Die am Nachmittag und Abend noch leichte Schauertätigkeit in Südostbayern kommt
damit weiter zum Erliegen und nachfolgend verläuft die Nacht in den südlichen
Regionen meist trocken. Die Wolken weisen dort einige Lücken auf, sodass bei
länger klarem Himmel in den Tälern des südwestdeutschen Berglandes sowie in
Alpennähe und im Bayerwald leichter Frost bis -2 Grad auftreten kann. Nachdem
die dortigen Straßen bis dahin wahrscheinlich weitgehend abgetrocknet sein
werden, tritt Glätte durch überfrierende Nässe aus aktueller Sicht nur örtlich
auf.

Der Norden und die Mitte Deutschlands werden dagegen teilweise von einem
Randtrog über dem Europäischen Nordmeer tangiert.

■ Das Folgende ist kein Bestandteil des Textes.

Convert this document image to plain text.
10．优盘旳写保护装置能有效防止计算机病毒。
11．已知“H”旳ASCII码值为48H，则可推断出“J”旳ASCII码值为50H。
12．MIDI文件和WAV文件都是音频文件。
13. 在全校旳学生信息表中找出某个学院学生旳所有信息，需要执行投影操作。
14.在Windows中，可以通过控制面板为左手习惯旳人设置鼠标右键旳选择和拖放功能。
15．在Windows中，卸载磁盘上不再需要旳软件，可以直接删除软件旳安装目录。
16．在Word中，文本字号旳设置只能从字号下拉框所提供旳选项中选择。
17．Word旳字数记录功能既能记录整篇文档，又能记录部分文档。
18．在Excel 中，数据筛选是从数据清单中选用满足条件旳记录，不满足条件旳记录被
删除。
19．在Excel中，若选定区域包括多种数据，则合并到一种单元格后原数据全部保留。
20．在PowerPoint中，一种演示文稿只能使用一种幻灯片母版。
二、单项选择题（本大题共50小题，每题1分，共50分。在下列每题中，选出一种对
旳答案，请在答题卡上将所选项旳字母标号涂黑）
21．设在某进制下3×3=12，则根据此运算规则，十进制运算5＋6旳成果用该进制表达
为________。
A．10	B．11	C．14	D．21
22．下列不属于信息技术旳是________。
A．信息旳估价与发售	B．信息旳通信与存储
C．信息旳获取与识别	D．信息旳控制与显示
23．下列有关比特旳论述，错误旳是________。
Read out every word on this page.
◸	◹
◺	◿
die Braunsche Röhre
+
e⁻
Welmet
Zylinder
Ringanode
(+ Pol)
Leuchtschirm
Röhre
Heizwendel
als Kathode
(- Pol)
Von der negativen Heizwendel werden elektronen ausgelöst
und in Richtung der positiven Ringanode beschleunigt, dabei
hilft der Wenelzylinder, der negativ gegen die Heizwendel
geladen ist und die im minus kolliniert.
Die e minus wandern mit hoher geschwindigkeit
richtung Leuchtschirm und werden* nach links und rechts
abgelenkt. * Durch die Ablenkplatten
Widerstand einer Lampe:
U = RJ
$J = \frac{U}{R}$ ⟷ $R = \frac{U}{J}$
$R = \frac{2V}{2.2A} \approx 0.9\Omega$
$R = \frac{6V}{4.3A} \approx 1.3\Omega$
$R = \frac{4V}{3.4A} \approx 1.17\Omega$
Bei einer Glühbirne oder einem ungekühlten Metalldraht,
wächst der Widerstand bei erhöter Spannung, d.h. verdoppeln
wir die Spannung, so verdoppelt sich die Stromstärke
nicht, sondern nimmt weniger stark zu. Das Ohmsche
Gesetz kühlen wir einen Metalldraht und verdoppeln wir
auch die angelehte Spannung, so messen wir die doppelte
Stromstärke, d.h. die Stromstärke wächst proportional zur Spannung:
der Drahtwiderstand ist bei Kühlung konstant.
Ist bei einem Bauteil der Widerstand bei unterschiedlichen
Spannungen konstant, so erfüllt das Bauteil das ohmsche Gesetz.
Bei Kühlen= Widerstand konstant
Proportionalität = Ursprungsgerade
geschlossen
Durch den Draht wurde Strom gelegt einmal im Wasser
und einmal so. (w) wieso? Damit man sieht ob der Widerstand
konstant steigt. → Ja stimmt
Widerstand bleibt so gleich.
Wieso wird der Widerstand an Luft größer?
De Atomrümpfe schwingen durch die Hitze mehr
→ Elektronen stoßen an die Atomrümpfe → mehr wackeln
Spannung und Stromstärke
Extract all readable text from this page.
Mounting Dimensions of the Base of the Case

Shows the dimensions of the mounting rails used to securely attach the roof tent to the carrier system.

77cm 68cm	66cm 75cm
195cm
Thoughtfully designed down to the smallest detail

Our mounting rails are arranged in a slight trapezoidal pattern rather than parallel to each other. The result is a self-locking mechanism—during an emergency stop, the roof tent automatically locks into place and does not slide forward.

Dessen Achse verlagert sich im
Laufe der Nacht von Schottland über die nördliche Nordsee bis nach Südnorwegen
und interagiert mit dem Frontensystem eines Tiefs bei Jan Mayen. Die WLA der
Warmfront (die den Höhenrücken überläuft) ist im Satellitenbild gut durch
entsprechende Schichtbewölkung zu erkennen, da und dort kann im Nordwesten
bereits der eine oder andere Tropfen fallen. Dieser leichte Regen weitet sich im
Verlauf der Nacht in den Osten aus und verstärkt sich dabei etwas. Südlich der
Donau bleibt es trocken.

Die Kaltfront erreicht den Nordwesten und Norden erst ausgangs der Nacht und ist
thermisch nur wenig ausgeprägt. Im Vorfeld frischt der Wind aber insbesondere an
der Nordsee etwas auf, einzelne steife Böen aus Südwest sind dort
wahrscheinlich. Mit Durchgang der Kaltfront dreht der Wind in der zweiten
Nachthälfte auf West bis Nordwest und flaut postfrontal ausgangs der Nacht
bereits wieder ab. Auf manchen exponierten Gipfeln der nördlichen Mittelgebirge
kommt es zu Sturmböen, auf dem Brocken ist auch die eine oder andere schwere
Sturmböe nicht ausgeschlossen. Sonst spielt der Wind keine dominante Rolle und
reicht in Böen maximal in den frischen Bereich.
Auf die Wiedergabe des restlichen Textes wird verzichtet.